During the 2008 recession, many people lost their jobs. They had years of experience, giving them seniority. But by 2010, business culture had changed. Cutting the senior positions, allowed corporations to hire MORE EMPLOYEES to PART-TIME positions, saving the corporations the cost of healthcare. Furthermore, many corporations stopped their pension plans and moved to 401Ks that would now be owned by the employee. The corporation would provide matching funds to the 401K, but the employee would now be responsible for their own investment. The corporation would no longer be responsible for a pension fund that might be underfunded years later.... the employee would now be the only person to take the risk of a falling market, the employee would catch the falling knife.
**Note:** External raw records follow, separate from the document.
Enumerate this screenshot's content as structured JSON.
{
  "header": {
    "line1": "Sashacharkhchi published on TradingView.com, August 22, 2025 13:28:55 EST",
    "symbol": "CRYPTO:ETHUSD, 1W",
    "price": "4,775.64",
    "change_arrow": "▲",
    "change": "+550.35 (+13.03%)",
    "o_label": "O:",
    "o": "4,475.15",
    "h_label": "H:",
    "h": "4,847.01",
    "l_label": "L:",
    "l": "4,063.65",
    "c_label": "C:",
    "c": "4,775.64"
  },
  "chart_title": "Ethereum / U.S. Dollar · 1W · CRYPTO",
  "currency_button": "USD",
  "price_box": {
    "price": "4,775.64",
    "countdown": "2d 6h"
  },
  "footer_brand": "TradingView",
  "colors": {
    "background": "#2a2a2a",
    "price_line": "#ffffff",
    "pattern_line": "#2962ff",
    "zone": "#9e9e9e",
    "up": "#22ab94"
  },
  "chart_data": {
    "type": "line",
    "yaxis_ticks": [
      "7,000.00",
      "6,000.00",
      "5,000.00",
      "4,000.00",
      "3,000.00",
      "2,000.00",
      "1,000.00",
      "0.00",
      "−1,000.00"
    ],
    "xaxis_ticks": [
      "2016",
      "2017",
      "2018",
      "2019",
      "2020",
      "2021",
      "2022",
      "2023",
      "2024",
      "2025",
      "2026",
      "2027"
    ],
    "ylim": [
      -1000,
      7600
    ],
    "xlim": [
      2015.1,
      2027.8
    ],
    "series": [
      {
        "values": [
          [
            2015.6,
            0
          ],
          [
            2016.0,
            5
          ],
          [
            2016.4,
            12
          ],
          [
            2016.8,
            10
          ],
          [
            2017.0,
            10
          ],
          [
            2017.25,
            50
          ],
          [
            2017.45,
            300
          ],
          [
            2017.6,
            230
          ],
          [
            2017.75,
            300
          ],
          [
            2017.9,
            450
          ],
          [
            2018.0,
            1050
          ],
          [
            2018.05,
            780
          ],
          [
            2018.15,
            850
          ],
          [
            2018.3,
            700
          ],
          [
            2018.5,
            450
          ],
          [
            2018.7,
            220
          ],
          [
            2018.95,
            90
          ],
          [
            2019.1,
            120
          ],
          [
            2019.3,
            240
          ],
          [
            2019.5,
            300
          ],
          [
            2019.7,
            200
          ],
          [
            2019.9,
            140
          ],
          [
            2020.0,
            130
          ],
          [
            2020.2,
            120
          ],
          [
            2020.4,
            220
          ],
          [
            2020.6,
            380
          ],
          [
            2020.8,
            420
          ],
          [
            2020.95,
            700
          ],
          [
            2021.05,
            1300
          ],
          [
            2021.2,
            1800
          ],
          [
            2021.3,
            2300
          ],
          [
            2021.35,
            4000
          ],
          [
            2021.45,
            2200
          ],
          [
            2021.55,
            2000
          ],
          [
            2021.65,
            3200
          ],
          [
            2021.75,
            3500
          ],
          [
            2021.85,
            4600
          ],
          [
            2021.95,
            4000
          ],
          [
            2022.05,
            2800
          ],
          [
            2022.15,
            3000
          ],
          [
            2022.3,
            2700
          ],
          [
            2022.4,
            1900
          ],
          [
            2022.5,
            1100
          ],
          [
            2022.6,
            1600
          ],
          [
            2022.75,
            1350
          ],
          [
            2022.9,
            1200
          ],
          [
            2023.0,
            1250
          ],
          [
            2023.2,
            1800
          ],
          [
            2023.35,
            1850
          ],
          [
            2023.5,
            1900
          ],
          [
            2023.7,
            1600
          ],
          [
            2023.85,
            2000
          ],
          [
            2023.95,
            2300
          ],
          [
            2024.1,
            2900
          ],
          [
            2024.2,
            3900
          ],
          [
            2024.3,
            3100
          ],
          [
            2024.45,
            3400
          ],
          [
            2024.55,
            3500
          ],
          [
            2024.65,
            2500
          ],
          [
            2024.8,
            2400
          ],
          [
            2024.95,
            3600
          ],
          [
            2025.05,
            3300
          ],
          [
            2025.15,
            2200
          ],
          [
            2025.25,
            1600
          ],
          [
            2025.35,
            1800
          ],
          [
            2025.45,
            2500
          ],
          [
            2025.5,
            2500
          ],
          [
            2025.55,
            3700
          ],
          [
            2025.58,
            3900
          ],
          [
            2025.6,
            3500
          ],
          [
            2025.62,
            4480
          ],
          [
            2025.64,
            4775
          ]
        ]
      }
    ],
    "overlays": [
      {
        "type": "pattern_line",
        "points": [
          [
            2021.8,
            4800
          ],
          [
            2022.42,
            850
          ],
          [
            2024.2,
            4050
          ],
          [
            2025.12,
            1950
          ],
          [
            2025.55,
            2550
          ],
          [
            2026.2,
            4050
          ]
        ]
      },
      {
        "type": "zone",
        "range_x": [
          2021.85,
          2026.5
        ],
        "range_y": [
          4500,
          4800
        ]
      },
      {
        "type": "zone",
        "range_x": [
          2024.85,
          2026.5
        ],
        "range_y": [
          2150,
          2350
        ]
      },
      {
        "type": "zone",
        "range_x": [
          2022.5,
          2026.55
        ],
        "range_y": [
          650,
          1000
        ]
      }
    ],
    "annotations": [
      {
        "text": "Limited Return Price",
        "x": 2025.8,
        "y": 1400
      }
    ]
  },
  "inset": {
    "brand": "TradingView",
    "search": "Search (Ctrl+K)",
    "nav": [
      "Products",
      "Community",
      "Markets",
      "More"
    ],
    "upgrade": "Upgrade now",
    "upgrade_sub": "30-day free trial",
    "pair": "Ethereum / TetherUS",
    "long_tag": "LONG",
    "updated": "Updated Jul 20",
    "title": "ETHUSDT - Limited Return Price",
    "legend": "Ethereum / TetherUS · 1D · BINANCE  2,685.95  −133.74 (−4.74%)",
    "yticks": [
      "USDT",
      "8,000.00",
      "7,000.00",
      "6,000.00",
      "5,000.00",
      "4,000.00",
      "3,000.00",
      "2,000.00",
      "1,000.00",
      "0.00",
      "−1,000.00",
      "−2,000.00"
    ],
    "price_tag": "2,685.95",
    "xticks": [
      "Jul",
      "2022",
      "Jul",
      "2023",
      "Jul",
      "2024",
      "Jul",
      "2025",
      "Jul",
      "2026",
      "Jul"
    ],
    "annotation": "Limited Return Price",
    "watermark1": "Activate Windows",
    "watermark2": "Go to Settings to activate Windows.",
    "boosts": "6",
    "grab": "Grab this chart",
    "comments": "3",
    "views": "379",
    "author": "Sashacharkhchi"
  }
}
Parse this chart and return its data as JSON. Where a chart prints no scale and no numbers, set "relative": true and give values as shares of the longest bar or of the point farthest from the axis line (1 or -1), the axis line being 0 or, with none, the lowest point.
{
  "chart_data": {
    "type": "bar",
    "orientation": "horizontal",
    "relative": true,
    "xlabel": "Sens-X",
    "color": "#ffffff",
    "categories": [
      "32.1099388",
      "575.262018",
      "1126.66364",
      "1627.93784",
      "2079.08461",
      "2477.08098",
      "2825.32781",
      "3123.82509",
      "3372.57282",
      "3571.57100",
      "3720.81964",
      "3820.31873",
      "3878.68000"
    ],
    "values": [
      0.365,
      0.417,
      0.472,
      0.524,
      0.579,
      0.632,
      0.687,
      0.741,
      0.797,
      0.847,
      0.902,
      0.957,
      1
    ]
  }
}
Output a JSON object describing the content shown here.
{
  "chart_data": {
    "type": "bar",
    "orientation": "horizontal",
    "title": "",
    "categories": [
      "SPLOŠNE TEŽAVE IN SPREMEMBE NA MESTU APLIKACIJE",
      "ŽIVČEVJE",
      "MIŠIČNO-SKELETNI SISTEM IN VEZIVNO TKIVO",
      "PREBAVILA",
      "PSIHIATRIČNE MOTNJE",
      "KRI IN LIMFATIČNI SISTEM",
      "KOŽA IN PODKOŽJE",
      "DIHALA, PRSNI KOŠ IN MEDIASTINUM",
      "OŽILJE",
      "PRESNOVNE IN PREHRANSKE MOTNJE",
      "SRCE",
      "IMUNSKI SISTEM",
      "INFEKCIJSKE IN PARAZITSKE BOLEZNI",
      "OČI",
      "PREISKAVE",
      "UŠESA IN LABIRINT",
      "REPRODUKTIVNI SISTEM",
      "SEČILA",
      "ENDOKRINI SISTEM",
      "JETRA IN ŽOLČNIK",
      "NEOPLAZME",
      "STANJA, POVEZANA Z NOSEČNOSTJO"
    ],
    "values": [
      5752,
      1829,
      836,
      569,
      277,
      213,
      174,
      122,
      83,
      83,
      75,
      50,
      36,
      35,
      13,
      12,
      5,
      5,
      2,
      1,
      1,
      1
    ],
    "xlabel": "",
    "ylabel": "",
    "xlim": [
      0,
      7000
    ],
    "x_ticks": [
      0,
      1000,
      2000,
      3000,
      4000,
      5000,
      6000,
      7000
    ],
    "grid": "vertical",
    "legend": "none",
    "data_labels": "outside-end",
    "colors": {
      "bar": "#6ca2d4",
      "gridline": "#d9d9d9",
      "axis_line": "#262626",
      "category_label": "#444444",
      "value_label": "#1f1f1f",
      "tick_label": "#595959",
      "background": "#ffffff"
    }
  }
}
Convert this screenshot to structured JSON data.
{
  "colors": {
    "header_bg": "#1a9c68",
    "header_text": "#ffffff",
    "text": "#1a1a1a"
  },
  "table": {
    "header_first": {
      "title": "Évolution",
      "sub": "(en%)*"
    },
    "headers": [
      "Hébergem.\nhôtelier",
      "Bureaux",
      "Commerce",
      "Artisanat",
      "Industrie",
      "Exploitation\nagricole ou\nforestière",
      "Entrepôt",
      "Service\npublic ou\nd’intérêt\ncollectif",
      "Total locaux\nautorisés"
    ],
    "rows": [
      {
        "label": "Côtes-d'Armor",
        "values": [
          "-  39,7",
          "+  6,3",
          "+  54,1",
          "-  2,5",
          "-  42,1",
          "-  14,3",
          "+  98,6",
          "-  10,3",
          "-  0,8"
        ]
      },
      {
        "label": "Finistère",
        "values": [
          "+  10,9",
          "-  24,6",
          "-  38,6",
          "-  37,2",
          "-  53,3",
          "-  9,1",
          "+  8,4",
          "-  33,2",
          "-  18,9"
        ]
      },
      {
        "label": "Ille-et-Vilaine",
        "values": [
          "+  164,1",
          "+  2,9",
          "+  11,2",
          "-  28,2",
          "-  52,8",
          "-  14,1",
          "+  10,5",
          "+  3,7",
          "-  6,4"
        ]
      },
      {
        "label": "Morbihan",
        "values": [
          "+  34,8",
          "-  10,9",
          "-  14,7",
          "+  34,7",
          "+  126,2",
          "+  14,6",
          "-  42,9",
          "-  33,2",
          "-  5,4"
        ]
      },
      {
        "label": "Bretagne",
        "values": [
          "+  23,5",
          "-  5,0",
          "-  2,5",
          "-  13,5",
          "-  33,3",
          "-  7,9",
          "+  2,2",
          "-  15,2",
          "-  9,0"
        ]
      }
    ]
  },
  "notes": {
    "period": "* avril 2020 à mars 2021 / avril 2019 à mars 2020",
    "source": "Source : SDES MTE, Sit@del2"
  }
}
So imagine having worked for 15 years, getting maximum pay, and then being "let go". Thinking that you could still get the same pay for your years of experience, you seek other companies to hire you. But you find that the only jobs offered are ENTRY LEVEL and PART-TIME. You still need to survive, you still need a salary. So you take the entry level part-time job. You are now making half as much as your earned two years earlier. Should I mention, that Obama-Care is the only source of healthcare insurance and the original promises of keeping your own doctor, and a $4,000 deductible has grown to $6,000 deductible. You pay $6,000 per person before insurance kicks in. A family of four could be out $24,000 in medical expenses before coverage begins. The average income in the U.S. has been $52,000 per year. Now that average income has fallen to around $48,000 to $49,000. Subtract $24,000 and your are near poverty level.
Robust economy, uhh, no! Possibly in the imagination of some politicians and economists, but in real life, we seem light years away from a robust economy. Don't invest blindly. Understand that in the near future, we will return to a failing stock market and it won't be pretty.
(note: the above article is for entertainment purposes only and not to be used as investment advice.)